Attore, ma soprattutto cantautore statunitense, cinque diversi pseudonimi (Palace, Palace Songs e Palace Brothers negli anni Novanta; il nome di battesimo Will Oldham e appunto Bonnie Prince Billy nel nuovo millennio), quasi cinquant’anni di vita, un’infinità di uscite discografiche e un genuino amore per il folk a stelle e strisce: questa la carta d’identità dell’autore di questo nuovo “I Made a Place”.

Un album sornione e riflessivo, ma con accenti gioiosi e danzerecci, bello e sfrontato, classico e imprevedibile: un disco vitale, da ascoltare nei lunghi viaggi in macchina, come durante le feste alcooliche con gli amici, in perfetta solitudine o danzando amorevolmente con una bella ragazza. L’inizio è affidato a New Memory Box, probabilmente il pezzo più frizzante del lotto, che fra banjo e ottoni vi porterà all’istante a dimenarvi all’impazzata. Questo spirito dionisiaco si ripeterà in The Devil’s Throat, canzone nata sotto lo spirito di Pete Seeger, come in Squid Eye; dolcissime invece le ballad Dream Awhile, Nothing Is Busted e Thick Air.

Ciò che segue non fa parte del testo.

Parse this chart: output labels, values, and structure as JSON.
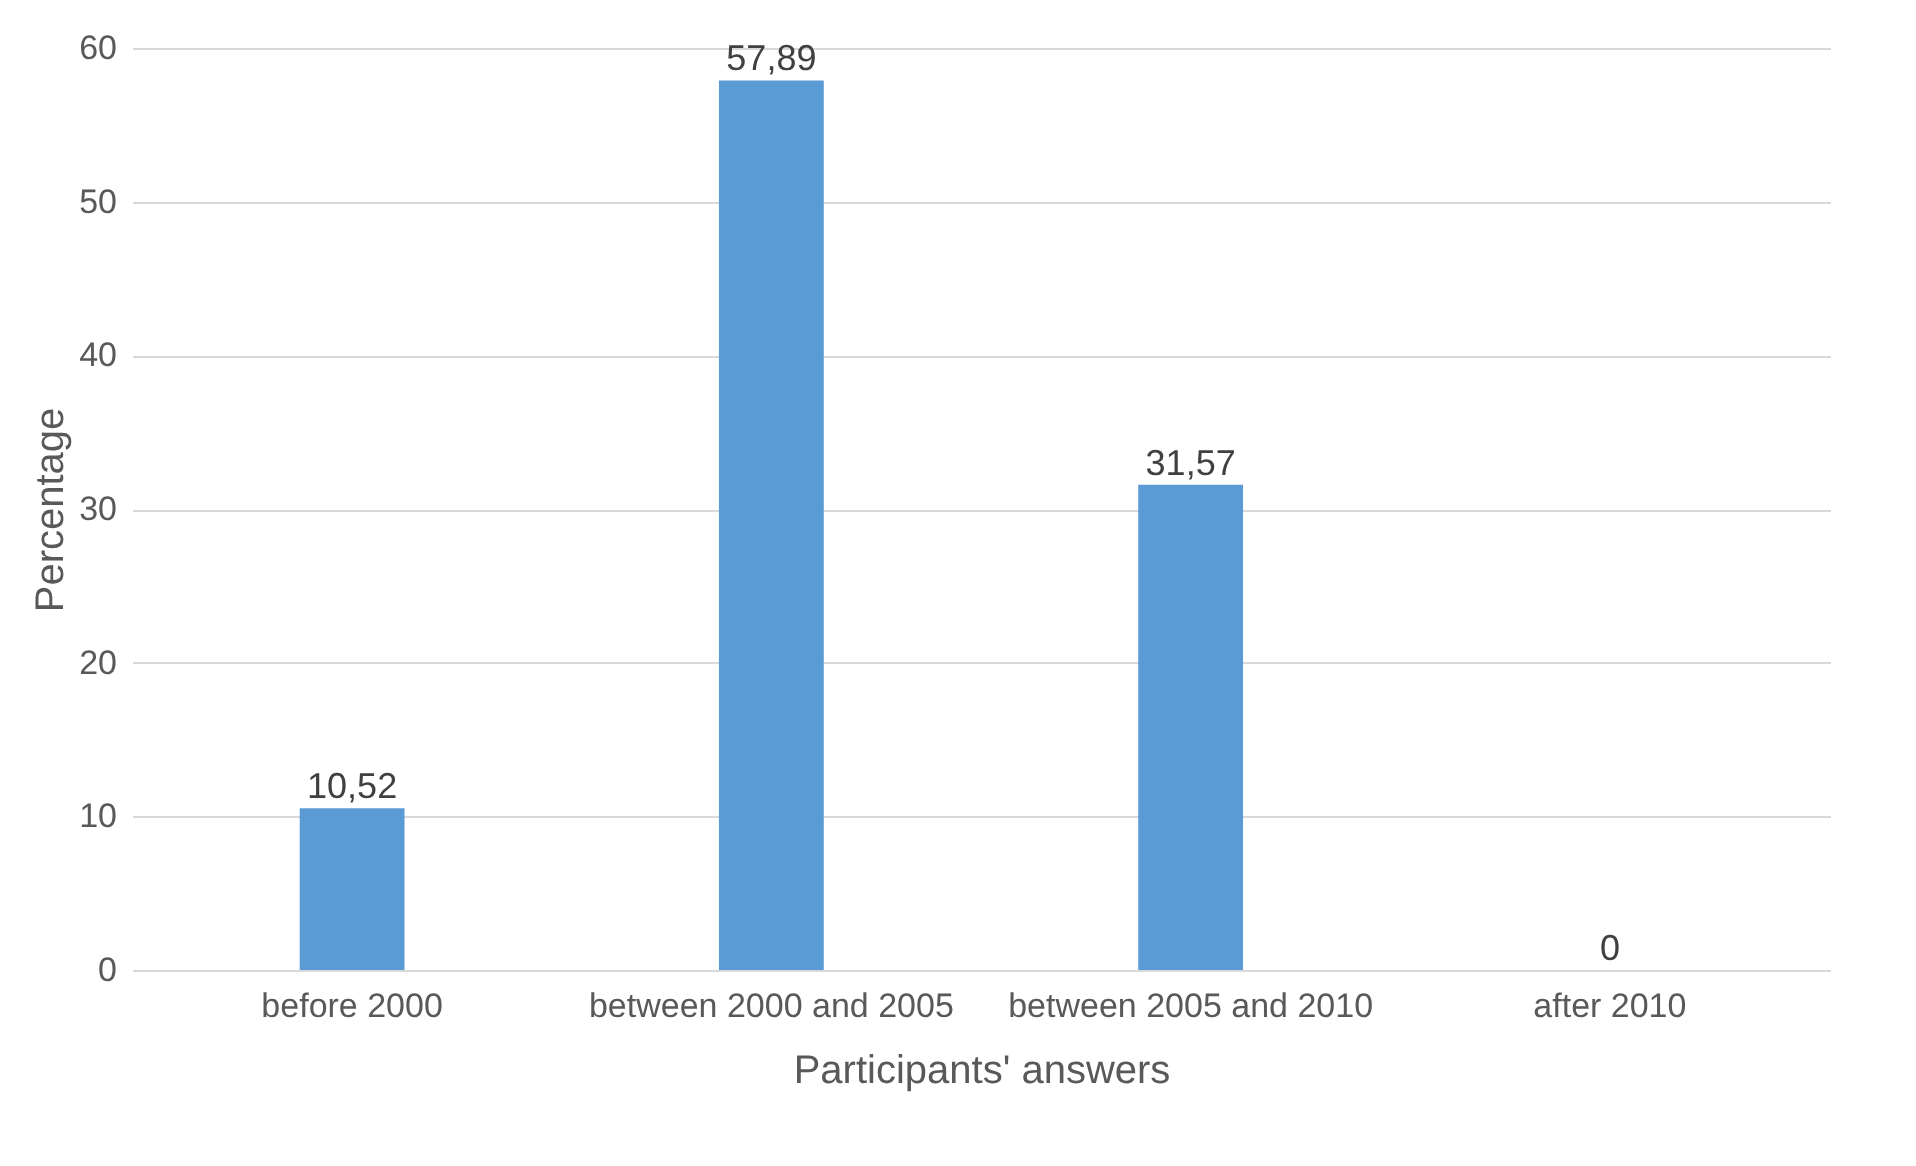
{
  "chart_data": {
    "type": "bar",
    "xlabel": "Participants' answers",
    "ylabel": "Percentage",
    "categories": [
      "before 2000",
      "between 2000 and 2005",
      "between 2005 and 2010",
      "after 2010"
    ],
    "values": [
      10.52,
      57.89,
      31.57,
      0
    ],
    "value_labels": [
      "10,52",
      "57,89",
      "31,57",
      "0"
    ],
    "color": "#5b9bd5",
    "ylim": [
      0,
      60
    ],
    "yticks": [
      0,
      10,
      20,
      30,
      40,
      50,
      60
    ],
    "grid": "y"
  }
}
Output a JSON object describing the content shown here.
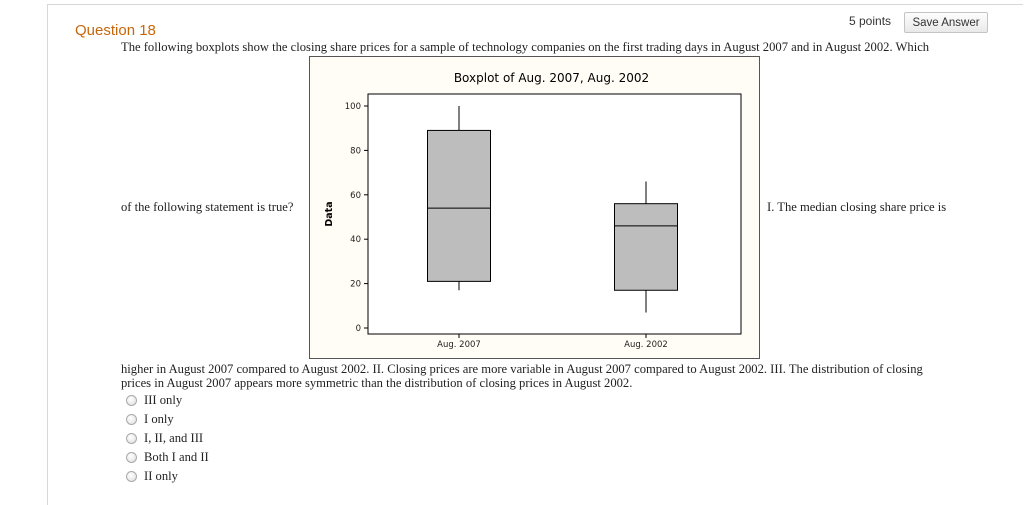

Look Backward On Your Future, Look Forward To Your Past e This Is Far From Over nella loro semplicità per sola chitarra acustica e voce omaggiano la tradizione rebel di un Johnny Cash o un Woody Guthrie, la title track il rock dei sixties (come non sentire il riff di The End dei Doors nei gentili arpeggi del nostro o il fantasma dei Traffic nel solo finale di flauto?). Da citare anche il valzer di Mama Mama, così come il finale simil traditional dell’ipnotica Building a Fire (nella struttura molto simile a un altro bellissimo brano folk dell’ultimo decennio: Instrument di Mason Jennings). Insieme a “Ode to Joy” dei Wilco, il disco alt (?) country dell’anno.